Si a ello le suman los permanentes casos de linchamientos y otras formas de abusos físicos, para no hablar de la creciente violencia contra la mujer, existe la sensación de que el respeto en Bolivia a los derechos humanos es cada vez más tenue.
La clave de este asunto es la impunidad. Si los casos de golpizas, torturas y otras formas de abuso físico nunca son sancionados, se genera un espacio cada vez más grande para que estos hechos se sigan produciendo. Hace más de tres años, cuando murió el supuesto delincuente David Olorio en una celda policial producto de las torturas a las que fue sometido por varios policías, el Gobierno prometió que investigaría a los responsables, cosa que no ocurrió. Desde entonces se han multiplicado en el país la violación de los derechos humanos de acusados, reos y conscriptos.
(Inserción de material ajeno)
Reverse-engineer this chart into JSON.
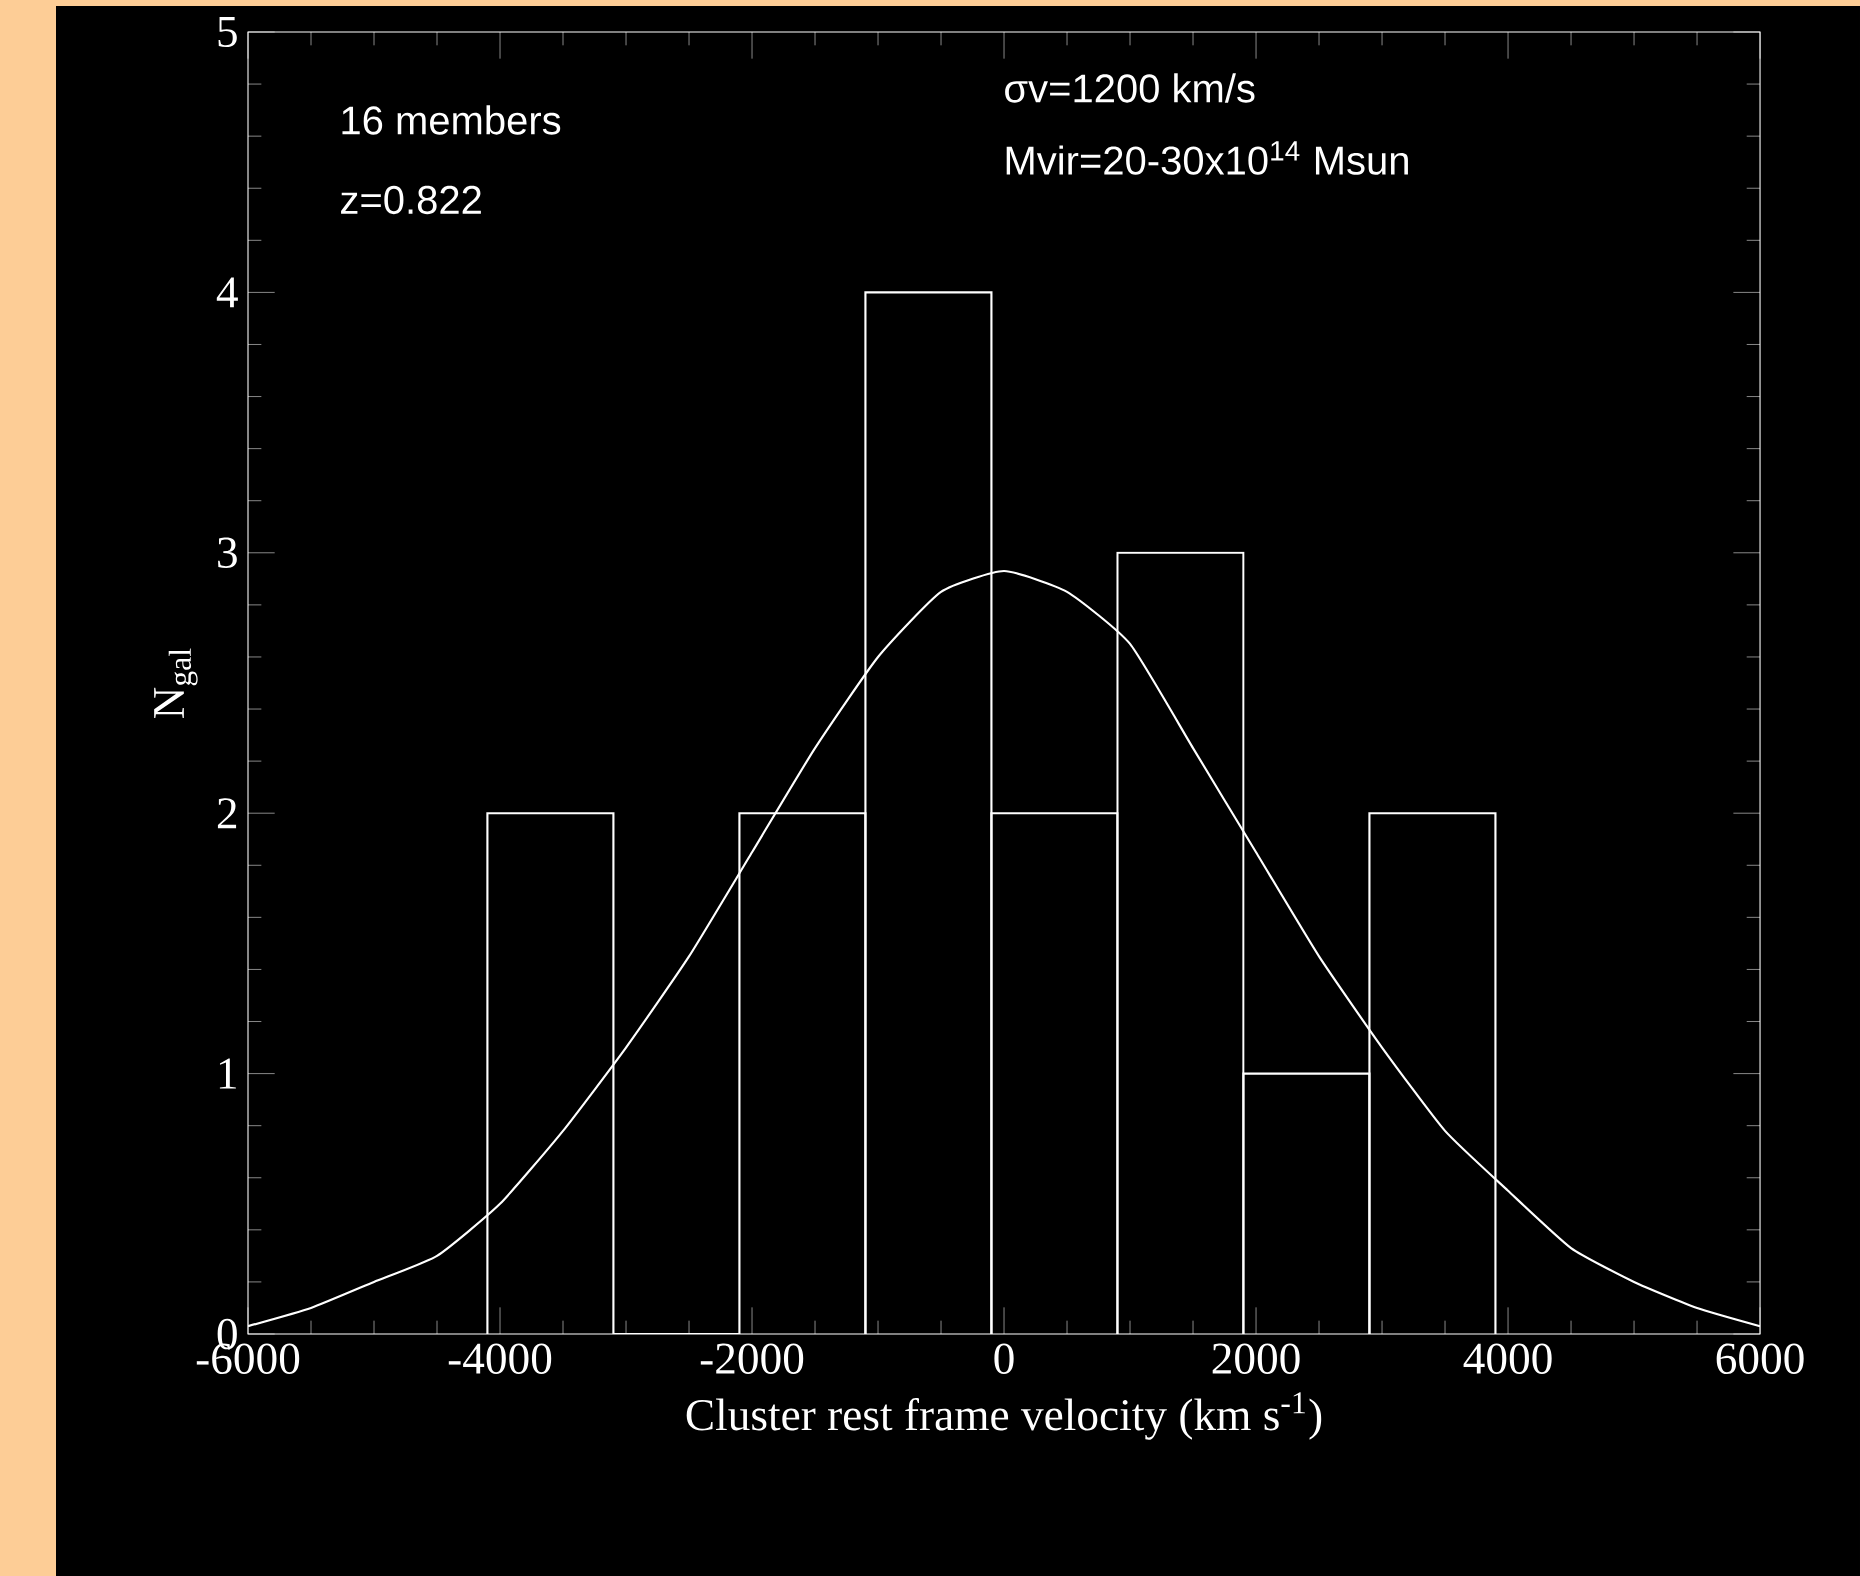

Si la impunidad es un factor para tomar en cuenta, el otro es la desidia de las autoridades del país. Los ministros de Defensa y Gobierno, que supervisan a las FFAA y la Policía, respectivamente, no hacen los esfuerzos suficientes para frenar estos casos. El primero de ellos, por ejemplo, no se ha reunido con el defensor del Pueblo, que le solicitó una reunión para analizar el asunto.
Un país que se dice democrático debe cerciorarse de que los derechos humanos de las personas, los más básicos, como el derecho a la seguridad física, se cumplan. No es el caso, lamentablemente, de nuestro país.

Es probable, como en casi todos los casos en los que militares y policías están involucrados en golpizas, que estos ejemplos queden sin investigación.